I get a lot more stares nowadays than I ever did before I came out as a trans woman. You might think that, being trans, I just notice stares more than I did when I was a privileged white male for whom the world was my oyster. But, peeps, I had a beard that flowed over my chest, dark-brown wavy hair that floated onto my shoulders, and a dozen tats visible on my snow-white skin. I looked for attention.

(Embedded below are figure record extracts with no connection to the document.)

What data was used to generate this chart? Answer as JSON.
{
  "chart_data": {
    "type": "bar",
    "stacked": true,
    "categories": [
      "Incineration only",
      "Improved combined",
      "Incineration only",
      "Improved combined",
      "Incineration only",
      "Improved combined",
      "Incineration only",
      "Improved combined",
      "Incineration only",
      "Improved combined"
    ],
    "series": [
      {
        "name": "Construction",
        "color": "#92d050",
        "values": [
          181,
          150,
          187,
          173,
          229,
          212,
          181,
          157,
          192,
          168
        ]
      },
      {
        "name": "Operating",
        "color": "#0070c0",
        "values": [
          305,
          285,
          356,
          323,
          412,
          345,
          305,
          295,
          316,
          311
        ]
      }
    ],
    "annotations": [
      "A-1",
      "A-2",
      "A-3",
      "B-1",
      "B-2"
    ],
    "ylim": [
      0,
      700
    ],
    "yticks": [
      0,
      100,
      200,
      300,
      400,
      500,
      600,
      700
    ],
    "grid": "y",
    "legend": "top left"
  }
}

Part of it was because I was trans but didn’t know it. So, I compensated by calling attention to myself via my stentorian voice, dime-store vocabulary, and just about anything else I could do to draw people’s gazes. I’ve never had a problem with public speaking but relished it. Sadly, I was so unattendant to my true self that I desperately sought affirmation in the attention (good or bad) of other people.
Nowadays, I’d rather blend in with a crowd. Oh, if someone compliments my tats, I definitely respond because the tats are insanely good (thank you, Cliff, Audrey, and Scott at Arsenal Tattoo in Bryan, TX!) and anyone with a good tat knows that it’s a great conversation starter. It’s art that you publish with your body, and that art tells a story about the art, the artist, and the bearer.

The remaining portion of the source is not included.